SENIN, 20 JULI 2026

Pelaksanaan apel pagi di halaman RSUD Jenderal Ahmad Yani Metro kali ini diwarnai dengan penegasan penting terkait penguatan core values Aparatur Sipil Negara (ASN). Dalam arahannya, pembina apel menekankan bahwa seluruh civitas hospitalia wajib menginternalisasi nilai-nilai ASN BerAKHLAK (Berorientasi Pelayanan, Akuntabel, Kompeten, Harmonis, Loyal, Adaptif, dan Kolaboratif) yang dipadukan secara selaras dengan gerakan 10 Budaya Malu. Pimpinan apel mengingatkan dengan tegas bahwa agenda besar akreditasi rumah sakit mustahil dapat berjalan dengan baik dan sukses jika dasar perilaku ASN BerAKHLAK ini tidak tertanam kuat dalam sanubari setiap pegawai. Budaya malu—mulai dari malu karena terlambat, malu karena tidak pakai atribut, hingga malu karena kerja tidak terprogram—harus dijadikan filter moral harian agar kualitas pelayanan publik dan integritas personal tetap terjaga di level tertinggi.
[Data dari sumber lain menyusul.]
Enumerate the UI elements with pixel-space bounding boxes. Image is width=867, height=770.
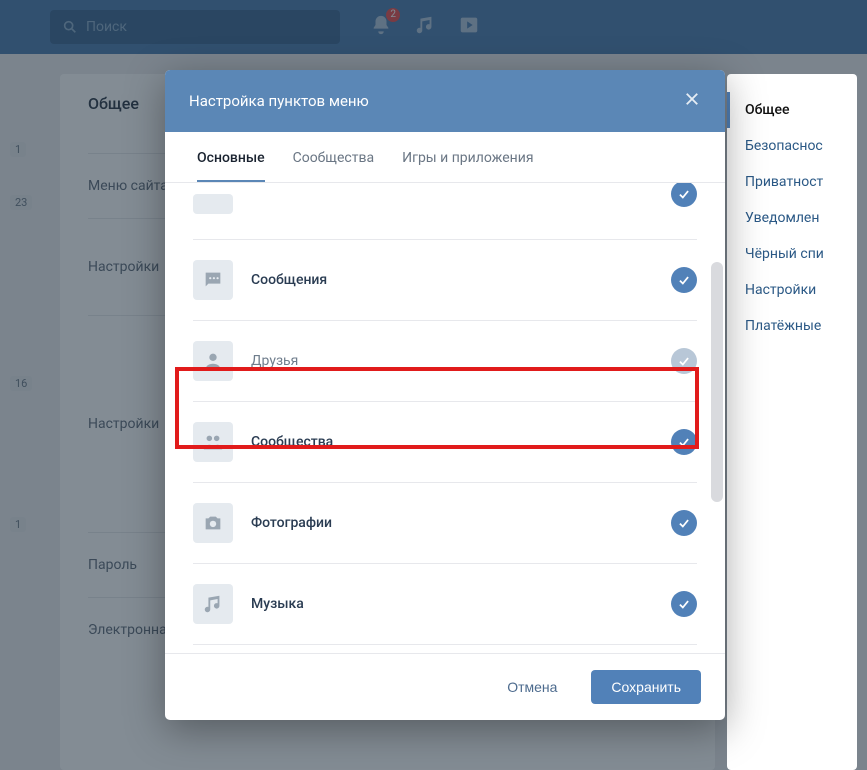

Menutup amanatnya, pembina apel memberikan instruksi khusus kepada seluruh kelompok kerja (Pokja) untuk segera merapatkan barisan dan menyelesaikan tugas-tugas krusial penunjang akreditasi, terutama pengisian self-assessment yang tenggat waktunya kian mendesak. Melalui evaluasi mandiri tersebut, setiap unit kerja dapat memetakan secara riil kekurangan dokumen maupun implementasi lapangan sebelum menghadapi penilaian eksternal yang sesungguhnya. Manajemen berharap semangat ASN BerAKHLAK dan komitmen menuntaskan self-assessment ini tidak hanya menjadi gugur kewajiban administratif, melainkan wujud tanggung jawab moral demi keselamatan pasien (patient safety).